Chapter 10

2 1 0
                                    

I began recording the days with tally marks scratched onto the wall, something I'd seen done by Tom Hanks on a deserted island. I knew my first meeting with Gendelman had happened on the 5th, at least that's what he'd told me, and I had a rough idea that the comings and goings of various personnel aligned with a 24-hour cycle. The nurses visited every twelve hours, and just knowing this helped to maintain my natural sleep cycles, as natural as they could be in a room with no windows and with the ultimate jet-lag of being five decades in the past. A LAX to JFK redeye hasn't got shit on time travel.

According to my marks, it was the 21st of November when one of the guards told me I was being relocated.

"Grab your things," he barked.

This was easy because I had none, except my bucket which I left and hoped I'd no longer need. Pissing in a bucket is not so bad but when you've gotta...well, let's just say it's very embarrassing and leave it at that. Every time I went, I prayed Mildred wouldn't pop in and catch me in the act. I tried to time my dumps accordingly. Afterwards, I would ask the guards to empty the bucket immediately which sometimes they would do and sometimes they wouldn't. When a cute girl might visit you at any moment, the last thing you want is a bucket of your own shit sitting in the corner. It's just bad etiquette.

For the past few weeks, Mildred had visited me daily, performing the same physical diagnostic each time. Mrs. Weston, apparently the only other nurse in the building, would come alternately. Their visits were brief and each time I'd try to engage Mildred in conversation with mixed success, usually very little. Mrs. Weston...well she didn't have much to say to me nor I to her. She would chain smoke in my room for five minutes, leaving a thick tobacco stink lingering all over the place. The purpose of these visits I still did not really know, some type of test to see if my vitals were changing or if time travel had caused a lasting physiological effect, or so I assumed.

I followed the guard until we arrived at a part of the facility I'd never been to, the residential barracks.

"Here's your room," he declared, pointing to the door.

"Thanks."

This upgrade in accommodations had been entirely unexpected, but more than welcome. I let myself in, and was alone. My new digs were slightly bigger, ten by ten, but I now had an actual mattress. Two twin bunkbeds stood against opposite walls. I had them both to myself. I guess nobody wanted to be bunkmates with the weird future guy. There were four metal lockers in which to keep my things, if I'd had any. I was also now allowed the privilege of using the community bathrooms down the hall, (under the supervision of armed guard of course), but it meant I could shower regularly and shit in an actual toilet. I suspected Gendelman was to thank for the improvement in my living arrangement.

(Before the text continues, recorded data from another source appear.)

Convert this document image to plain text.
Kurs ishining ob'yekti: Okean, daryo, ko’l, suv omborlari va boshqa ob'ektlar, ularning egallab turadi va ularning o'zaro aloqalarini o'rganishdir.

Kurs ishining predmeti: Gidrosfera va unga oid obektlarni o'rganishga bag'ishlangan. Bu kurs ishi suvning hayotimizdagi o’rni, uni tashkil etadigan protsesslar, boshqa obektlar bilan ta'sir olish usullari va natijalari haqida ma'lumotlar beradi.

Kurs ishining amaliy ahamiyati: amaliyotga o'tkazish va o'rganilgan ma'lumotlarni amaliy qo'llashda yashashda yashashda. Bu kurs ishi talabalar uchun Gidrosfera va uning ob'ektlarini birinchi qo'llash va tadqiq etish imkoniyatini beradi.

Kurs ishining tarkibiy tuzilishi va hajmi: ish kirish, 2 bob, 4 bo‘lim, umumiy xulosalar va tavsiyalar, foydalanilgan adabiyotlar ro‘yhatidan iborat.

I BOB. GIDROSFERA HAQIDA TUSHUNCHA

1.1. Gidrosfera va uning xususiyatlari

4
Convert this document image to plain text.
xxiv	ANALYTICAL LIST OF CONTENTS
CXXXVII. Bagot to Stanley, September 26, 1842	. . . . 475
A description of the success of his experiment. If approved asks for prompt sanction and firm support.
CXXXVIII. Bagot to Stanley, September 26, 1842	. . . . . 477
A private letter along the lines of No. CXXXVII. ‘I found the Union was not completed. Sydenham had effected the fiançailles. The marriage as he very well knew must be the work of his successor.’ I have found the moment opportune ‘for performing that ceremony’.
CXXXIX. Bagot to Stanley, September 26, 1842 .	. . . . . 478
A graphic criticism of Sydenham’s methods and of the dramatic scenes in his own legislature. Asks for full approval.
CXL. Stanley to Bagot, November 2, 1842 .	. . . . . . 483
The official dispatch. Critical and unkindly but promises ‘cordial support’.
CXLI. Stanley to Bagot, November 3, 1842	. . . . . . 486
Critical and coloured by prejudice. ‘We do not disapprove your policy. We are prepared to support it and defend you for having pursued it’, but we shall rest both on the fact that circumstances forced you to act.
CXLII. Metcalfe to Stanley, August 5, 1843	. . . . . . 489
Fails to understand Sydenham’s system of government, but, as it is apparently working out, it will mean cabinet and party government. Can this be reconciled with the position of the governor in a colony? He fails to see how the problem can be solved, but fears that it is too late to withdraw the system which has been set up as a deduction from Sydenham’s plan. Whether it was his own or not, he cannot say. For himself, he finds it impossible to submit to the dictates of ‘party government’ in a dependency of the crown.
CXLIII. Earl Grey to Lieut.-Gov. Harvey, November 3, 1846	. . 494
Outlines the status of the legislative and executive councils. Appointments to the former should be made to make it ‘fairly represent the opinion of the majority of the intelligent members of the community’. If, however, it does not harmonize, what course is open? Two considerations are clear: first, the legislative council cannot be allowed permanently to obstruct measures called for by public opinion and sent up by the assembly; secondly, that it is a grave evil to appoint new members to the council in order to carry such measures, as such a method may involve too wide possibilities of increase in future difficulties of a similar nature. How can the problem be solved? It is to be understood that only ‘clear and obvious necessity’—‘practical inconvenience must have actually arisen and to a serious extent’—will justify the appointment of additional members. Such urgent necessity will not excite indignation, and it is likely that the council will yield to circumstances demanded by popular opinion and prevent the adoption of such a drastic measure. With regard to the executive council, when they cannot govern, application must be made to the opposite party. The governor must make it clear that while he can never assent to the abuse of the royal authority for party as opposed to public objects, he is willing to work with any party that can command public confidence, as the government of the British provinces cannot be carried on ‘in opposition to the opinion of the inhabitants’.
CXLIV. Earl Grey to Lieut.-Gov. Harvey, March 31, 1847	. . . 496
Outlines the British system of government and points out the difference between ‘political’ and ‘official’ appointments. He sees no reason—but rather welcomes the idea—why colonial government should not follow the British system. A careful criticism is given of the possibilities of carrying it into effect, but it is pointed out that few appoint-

"You help me, I'll help you."

On the 23rd, Gendelman surprised me with a tour of the compound. He told me all about Station 12, a tuna-can shaped structure he said, a hundred feet high and six hundred feet in diameter, that had been painstakingly constructed deep beneath an already operational military base. An elaborate network of tunnels was slowly excavated over a period of ten years and replaced with a steel and concrete framework. Millions of tons of dirt were trucked away and dumped in the desert, one load at a time to avoid detection by Soviet aerial surveillance. He called it "an engineering feat to rival the Hoover Dam" except entirely unknown to the general public.

Station 12, first proposed during WW2, began as a laboratory to develop hydrogen weapons, but its purpose quickly changed when Gendelman proposed his theoretical anti-matter bomb. He had been instrumental in designing the "guts" of the building, the accelerator that would serve as proof-of-concept for the creation of the exotic material needed to make such a bomb. A much larger accelerator would have to eventually be constructed elsewhere to create the quantities of anti-matter required to actually develop a functioning weapon, but this was far in the distant future and its planning had not yet begun.